Al final de su carrera, el verdugo Méndez se convirtió en un viejecito de poca estatura y aspecto vulgar, siempre vestido con terno azul y sombrero hongo. Se había jubilado en 1908, tras la muerte del terrorista y confidente de la policía Joan Rull, que fue el primer reo ejecutado en la cárcel Modelo. De pronto, disponía de demasiado tiempo libre y comenzó a frecuentar los bares. Se aficionó a beber y a contar a cualquiera los numerosos lances de su profesión. En esa época el Paral·lel era un vasto terreno de tierra, salpicado de casas en construcción, barracones de feria y tabernas siniestras donde acudía cada fin de semana la clase obrera a divertirse. Allí tuvo su inspiración: abriría su propio espectáculo justo al lado de la Pajarera Catalana (que años después sería el Molino).

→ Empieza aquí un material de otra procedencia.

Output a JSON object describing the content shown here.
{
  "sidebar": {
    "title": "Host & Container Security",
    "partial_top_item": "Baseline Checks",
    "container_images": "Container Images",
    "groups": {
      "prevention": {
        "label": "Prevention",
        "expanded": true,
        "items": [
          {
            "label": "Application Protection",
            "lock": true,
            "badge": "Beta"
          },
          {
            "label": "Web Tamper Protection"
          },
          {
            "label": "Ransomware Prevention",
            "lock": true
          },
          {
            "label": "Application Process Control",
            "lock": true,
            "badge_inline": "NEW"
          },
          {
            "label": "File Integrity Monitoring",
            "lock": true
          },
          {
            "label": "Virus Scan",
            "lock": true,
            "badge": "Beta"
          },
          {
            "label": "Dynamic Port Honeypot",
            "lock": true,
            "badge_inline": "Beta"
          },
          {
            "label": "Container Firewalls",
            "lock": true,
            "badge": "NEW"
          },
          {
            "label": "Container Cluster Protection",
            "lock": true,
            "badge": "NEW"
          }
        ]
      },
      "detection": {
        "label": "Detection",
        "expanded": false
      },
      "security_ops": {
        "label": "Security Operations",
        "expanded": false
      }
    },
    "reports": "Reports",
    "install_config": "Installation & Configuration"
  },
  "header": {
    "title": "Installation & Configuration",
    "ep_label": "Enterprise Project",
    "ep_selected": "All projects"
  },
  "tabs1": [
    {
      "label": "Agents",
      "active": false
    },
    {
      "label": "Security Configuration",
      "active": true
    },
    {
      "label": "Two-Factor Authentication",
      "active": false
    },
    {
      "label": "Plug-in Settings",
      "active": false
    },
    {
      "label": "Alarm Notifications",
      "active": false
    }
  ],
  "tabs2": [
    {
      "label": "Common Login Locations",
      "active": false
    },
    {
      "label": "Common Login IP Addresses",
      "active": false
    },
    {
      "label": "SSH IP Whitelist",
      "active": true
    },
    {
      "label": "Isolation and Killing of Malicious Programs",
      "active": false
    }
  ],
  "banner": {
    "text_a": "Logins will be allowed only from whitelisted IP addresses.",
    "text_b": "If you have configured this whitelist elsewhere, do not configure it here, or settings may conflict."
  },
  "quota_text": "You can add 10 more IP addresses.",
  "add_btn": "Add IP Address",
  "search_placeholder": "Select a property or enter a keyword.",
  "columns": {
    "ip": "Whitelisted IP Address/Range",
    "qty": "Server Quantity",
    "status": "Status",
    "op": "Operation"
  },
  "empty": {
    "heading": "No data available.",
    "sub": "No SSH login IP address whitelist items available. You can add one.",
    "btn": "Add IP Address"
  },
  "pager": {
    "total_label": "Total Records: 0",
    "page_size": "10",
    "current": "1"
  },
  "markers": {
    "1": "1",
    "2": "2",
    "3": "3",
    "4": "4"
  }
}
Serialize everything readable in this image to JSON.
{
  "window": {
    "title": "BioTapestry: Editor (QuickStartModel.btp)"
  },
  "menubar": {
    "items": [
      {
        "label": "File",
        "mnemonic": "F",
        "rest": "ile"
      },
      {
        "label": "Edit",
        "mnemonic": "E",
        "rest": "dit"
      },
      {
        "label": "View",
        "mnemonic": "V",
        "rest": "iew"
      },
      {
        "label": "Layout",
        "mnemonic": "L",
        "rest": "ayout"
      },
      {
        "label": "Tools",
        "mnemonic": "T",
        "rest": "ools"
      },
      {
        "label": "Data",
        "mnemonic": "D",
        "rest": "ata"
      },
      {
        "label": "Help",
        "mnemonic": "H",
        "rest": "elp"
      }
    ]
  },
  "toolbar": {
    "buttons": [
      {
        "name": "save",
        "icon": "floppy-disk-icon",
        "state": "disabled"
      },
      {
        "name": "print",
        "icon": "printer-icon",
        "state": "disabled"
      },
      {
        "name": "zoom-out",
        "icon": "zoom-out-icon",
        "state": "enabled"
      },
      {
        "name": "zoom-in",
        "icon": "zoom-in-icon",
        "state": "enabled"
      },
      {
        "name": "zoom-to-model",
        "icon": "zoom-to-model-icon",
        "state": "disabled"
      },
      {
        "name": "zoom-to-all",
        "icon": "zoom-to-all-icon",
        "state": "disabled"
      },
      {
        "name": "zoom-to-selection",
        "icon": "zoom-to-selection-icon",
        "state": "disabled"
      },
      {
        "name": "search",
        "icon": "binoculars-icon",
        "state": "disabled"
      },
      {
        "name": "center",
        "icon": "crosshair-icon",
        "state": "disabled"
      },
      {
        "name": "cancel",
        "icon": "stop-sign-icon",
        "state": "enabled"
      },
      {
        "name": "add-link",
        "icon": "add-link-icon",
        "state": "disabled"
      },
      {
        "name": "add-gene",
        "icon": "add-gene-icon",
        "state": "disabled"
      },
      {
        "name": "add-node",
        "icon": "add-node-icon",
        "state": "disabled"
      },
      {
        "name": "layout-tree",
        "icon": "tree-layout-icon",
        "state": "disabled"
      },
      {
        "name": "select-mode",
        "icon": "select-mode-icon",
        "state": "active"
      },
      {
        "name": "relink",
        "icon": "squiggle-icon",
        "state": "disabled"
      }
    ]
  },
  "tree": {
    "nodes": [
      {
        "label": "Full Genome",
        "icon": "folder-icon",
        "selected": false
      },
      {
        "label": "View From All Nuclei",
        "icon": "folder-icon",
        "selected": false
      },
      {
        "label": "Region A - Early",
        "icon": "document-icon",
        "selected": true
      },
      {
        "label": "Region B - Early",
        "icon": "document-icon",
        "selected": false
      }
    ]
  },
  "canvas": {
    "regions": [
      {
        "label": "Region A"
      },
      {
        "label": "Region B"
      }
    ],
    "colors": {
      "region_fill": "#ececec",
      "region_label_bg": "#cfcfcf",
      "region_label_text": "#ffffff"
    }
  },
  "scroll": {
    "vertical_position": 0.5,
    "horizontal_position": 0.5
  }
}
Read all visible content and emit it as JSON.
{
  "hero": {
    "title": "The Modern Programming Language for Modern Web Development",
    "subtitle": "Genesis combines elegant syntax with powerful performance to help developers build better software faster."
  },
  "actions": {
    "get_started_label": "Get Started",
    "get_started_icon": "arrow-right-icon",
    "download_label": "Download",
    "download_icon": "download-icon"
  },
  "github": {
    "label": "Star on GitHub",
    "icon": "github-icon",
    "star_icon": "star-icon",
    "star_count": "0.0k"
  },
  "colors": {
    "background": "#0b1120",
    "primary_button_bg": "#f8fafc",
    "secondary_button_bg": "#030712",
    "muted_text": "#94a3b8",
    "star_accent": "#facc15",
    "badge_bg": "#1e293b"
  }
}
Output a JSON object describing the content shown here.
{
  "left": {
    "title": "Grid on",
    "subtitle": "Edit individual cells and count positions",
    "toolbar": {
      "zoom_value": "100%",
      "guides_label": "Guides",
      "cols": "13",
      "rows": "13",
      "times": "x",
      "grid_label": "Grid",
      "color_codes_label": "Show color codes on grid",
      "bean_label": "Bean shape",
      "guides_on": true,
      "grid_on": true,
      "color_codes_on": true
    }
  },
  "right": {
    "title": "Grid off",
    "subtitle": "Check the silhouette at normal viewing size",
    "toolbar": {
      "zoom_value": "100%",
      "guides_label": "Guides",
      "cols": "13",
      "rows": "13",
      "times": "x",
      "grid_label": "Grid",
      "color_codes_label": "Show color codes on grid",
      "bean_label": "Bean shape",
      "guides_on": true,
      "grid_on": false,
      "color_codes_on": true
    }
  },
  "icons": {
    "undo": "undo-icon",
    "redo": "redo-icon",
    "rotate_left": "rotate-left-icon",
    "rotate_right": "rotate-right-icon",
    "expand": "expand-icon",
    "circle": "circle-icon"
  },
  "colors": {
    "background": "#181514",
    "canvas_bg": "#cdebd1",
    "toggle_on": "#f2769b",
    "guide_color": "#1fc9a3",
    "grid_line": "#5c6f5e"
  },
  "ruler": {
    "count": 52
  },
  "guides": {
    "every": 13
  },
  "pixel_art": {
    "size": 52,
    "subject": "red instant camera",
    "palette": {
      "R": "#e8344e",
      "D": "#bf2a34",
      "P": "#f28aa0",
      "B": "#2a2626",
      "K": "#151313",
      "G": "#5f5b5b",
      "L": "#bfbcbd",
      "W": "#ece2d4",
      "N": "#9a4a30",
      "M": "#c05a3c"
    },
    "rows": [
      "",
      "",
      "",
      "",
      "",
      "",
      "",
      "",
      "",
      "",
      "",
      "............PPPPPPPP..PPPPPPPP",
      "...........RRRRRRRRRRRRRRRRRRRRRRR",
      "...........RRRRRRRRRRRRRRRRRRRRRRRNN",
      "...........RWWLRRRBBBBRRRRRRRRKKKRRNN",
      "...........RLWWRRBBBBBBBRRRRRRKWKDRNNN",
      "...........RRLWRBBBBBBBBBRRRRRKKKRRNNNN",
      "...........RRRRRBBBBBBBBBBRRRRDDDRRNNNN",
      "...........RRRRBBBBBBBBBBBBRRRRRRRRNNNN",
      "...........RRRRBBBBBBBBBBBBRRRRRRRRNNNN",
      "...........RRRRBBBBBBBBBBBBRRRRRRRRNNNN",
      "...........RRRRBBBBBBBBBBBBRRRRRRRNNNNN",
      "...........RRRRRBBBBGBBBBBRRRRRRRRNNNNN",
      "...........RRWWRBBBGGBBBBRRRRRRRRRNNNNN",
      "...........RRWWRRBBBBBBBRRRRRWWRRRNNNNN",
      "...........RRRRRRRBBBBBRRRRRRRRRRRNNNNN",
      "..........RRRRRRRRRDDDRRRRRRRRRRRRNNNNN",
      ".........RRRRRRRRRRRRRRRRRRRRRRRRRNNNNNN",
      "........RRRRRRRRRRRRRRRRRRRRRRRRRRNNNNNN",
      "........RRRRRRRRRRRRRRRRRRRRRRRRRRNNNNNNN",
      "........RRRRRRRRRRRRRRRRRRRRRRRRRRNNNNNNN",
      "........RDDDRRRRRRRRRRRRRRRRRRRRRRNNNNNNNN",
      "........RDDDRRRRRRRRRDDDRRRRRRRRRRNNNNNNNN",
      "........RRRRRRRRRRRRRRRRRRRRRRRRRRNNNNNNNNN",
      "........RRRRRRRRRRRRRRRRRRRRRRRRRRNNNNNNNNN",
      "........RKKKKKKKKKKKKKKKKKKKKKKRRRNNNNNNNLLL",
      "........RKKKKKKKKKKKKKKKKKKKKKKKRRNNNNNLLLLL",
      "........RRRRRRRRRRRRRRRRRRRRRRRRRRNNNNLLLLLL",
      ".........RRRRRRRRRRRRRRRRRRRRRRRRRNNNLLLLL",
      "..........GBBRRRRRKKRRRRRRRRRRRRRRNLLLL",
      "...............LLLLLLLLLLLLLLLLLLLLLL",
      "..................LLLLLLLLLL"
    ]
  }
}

Al quedar su plaza vacante, muchos la solicitaron en especial, médicos
El negocio se iba a llamar el Palacio de las Ejecuciones y Méndez sería su estrella. En la puerta pondría su título de verdugo, su retrato y su partida de nacimiento. Dentro, con un patíbulo y dos maniquíes de cera daría demostraciones prácticas de sus métodos y contaría sus mejores anécdotas. Incomprensiblemente, las autoridades no consideraron su propuesta muy acertada y prohibieron que abriese su teatrillo. Frustrado, Nicomedes se instaló en Can Ramón, una de las muchas tascas de la calle Vila i Vilà, donde comenzó a dar conferencias los martes, miércoles y sábados a las nueve de la noche, a cambio de la bebida. Explicaba las frases últimas de los reos, sus reacciones, enseñaba los regalos que alguno de ellos le había hecho o los consejos recibidos, como el de Salvador, que le recomendó dejar aquel trabajo tan macabro. Afirmaba estar seguro de que Silvestre Lluís, una de sus últimas víctimas, murió siendo inocente, aunque no se podía culpar por ello a la justicia.
El verdugo más famoso de Barcelona murió el domingo 27 octubre de 1912, a los 70 años. Según diversas fuentes, habría ejecutado a entre 50 y 80 personas. Cuando su plaza quedó vacante muchos fueron los que la solicitaron, especialmente médicos. El viejo reinado de los zapateros llegaba a su fin.